Il procuratore Musti vuole quattro ergastoli
La richiesta della pm al processo d’Appello per i delitti di ’ndrangheta di Nicola Vasapollo e Giuseppe Pino Ruggiero
Ambra Prati
REGGIO EMILIA. Ergastolo per tutti e quattro gli imputati – Nicolino Grande Aracri, Antonio Ciampà, Angelo Greco, Antonio Ciampà e Antonio Lerose –, ritenuti dalla Procura Generale colpevoli di omicidio aggravato dal metodo mafioso nell’Appello di Aemilia 1992, vittime Nicola Vasapollo a Pieve Modolena, a Reggio, e Giuseppe Pino Ruggiero a Brescello.
Con queste sfumature: ergastolo con isolamento diurno per tre anni a coloro che avrebbero commesso entrambi gli omicidi, cioè il boss Nicolino Grande Aracri e Ciampà, ergastolo con isolamento diurno per un anno per Greco e Lerose, accusati solo dell’omicidio Ruggiero.
Ha rispettato l’impostazione originaria ieri in Appello a Bologna la requisitoria dell’accusa, rappresentata dal procuratore generale Lucia Musti e dalla pm applicata Beatrice Ronchi, in quelle che sono le battute finali del procedimento sulla genesi dell’ascesa armata ’ndranghetista nella nostra provincia. Un’accusa agguerrita, che non ha lesinato critiche sulla sentenza di primo grado, parlando di “omessa valutazione da parte della Corte di Reggio Emilia” sulle dichiarazioni dei pentiti, molte delle quali nemmeno acquisite.
«È mancata una lettura ragionata delle propalazioni dei collaboratori di giustizia». L’udienza di ieri è iniziata alle 9.45 con la deposizione di Angelo Salvatore Cortese, il pentito risentito su una circostanza specifica: la Renault 19, l’auto di Lerose, secondo Cortese presente sul luogo del delitto.
Nicolino Sarcone, che la Procura ha chiesto di nuovo di interpellare, si è avvalso della facoltà di non rispondere: un suo diritto, essendo coimputato nel medesimo procedimento (Sarcone ha confessato i due omicidi ed è stato condannato in rito abbreviato a 30 anni). Alle 11.30 è iniziata l’attesa requisitoria dei due pm, durata due ore e mezza: sui dettagli Ronchi, sul quadro d’insieme Musti.

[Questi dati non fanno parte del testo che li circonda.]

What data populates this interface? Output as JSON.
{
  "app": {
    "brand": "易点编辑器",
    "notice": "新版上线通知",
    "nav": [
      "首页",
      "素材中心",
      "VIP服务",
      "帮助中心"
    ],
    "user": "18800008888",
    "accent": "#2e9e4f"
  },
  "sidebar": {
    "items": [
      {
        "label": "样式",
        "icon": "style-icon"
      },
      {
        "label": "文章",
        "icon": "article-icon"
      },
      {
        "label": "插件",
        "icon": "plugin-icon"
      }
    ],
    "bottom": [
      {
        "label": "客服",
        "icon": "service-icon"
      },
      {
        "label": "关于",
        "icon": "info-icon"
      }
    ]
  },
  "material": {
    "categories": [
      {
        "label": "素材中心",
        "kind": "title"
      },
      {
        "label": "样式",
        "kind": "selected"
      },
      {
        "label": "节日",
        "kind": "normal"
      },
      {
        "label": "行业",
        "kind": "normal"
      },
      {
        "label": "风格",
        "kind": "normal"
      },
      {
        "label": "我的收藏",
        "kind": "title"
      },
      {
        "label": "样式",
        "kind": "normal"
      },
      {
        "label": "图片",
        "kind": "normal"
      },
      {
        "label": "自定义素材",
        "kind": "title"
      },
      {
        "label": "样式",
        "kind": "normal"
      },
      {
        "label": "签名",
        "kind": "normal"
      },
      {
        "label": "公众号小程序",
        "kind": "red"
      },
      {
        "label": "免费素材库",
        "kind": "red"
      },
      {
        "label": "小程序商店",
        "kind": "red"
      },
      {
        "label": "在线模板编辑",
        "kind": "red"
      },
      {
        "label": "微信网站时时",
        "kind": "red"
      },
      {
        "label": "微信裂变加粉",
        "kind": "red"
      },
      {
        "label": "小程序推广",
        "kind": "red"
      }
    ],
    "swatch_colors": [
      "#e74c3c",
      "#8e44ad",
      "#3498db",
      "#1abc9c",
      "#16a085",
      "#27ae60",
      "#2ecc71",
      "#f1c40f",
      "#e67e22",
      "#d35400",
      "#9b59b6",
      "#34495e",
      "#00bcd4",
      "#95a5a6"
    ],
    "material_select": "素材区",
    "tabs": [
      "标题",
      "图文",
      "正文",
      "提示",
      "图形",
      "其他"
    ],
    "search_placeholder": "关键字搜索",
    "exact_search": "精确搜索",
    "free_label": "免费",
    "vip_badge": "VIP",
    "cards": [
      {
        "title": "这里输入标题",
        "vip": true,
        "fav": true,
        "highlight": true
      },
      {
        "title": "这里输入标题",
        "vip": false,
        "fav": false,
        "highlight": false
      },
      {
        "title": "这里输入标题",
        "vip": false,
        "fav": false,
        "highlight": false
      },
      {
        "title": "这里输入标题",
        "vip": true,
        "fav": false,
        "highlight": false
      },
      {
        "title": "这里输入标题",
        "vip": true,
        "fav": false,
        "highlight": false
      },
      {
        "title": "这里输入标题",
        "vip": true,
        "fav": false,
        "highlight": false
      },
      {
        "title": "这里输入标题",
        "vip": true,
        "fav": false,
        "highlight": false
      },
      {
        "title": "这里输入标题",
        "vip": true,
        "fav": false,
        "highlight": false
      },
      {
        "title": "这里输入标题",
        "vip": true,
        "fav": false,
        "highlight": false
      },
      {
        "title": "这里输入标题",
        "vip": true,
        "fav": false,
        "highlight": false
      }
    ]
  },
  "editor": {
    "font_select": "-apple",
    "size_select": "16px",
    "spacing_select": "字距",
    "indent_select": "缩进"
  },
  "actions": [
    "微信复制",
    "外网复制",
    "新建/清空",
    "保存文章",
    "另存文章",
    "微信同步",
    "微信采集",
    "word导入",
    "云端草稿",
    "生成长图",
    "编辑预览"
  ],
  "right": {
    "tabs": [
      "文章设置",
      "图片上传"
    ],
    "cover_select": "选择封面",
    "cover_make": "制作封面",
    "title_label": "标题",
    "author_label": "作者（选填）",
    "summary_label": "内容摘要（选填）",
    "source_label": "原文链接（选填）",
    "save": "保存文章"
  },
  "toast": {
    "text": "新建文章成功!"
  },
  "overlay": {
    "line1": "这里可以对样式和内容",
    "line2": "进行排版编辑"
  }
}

Ronchi, principale promotrice della riesumazione dei cold case e del processo di primo grado conclusosi con una sconfitta (il 2 ottobre 2020 sono stati assolti tutti tranne il boss, condannato all’ergastolo come organizzatore per il solo delitto Ruggiero), si è focalizzata sulla dinamica e sui partecipanti.
Musti è andata all’attacco sul perno della sentenza assolutoria di primo grado: «Le asserite differenze tra il narrato dei due collaboratori di giustizia». Ad esempio Cortese indica come killer Greco e Lerose, mentre Valerio addita Carvelli e Greco. «Chi vi parla – spiega Musti – ritiene che le differenze nel racconto dei collaboratori siano tutt’altro che essenziali, riferendosi piuttosto a minuzie che non intaccano i molteplici elementi della tesi accusatoria (…). I giudici di prime cure – cioè i giudici reggiani, ai quali Musti lancia più di una stoccata – si sono dimenticati dell’acquisizione al fascicolo del dibattimento di numerosi interrogatori resi da Cortese e Valerio e, più in generale, non hanno utilizzato materiale probatorio ricco, coerente e completo».
Invero «i giudici di prime cure, tutte le volte in cui le differenze tra il narrato di Cortese e Valerio sono state ritenute insuperabili, sono giunti a una pronuncia assolutoria, ritenendo di non utilizzare nessuna delle due dichiarazioni», mentre per l’accusa «il Collegio avrebbe dovuto privilegiare le parole di Valerio. È Valerio ad avere ricordato correttamente e dunque Carvelli era presente la sera dell’omicidio Ruggiero. Valerio ha ribadito, con lo stile espositivo completo e chiaro che lo contraddistingue, il ruolo verticistico e decisorio di Nicolino Grande Aracri».
Alle prossima udienze del 22 e 23 settembre ha chiesto di intervenire con spontanee dichiarazioni Nicolino Grande Aracri, che ieri era in videocollegamento e che finora in questo procedimento è stato morigerato, poi prenderanno la parola le difese.
Ultima data calendarizzata, con probabile sentenza, il 30 settembre.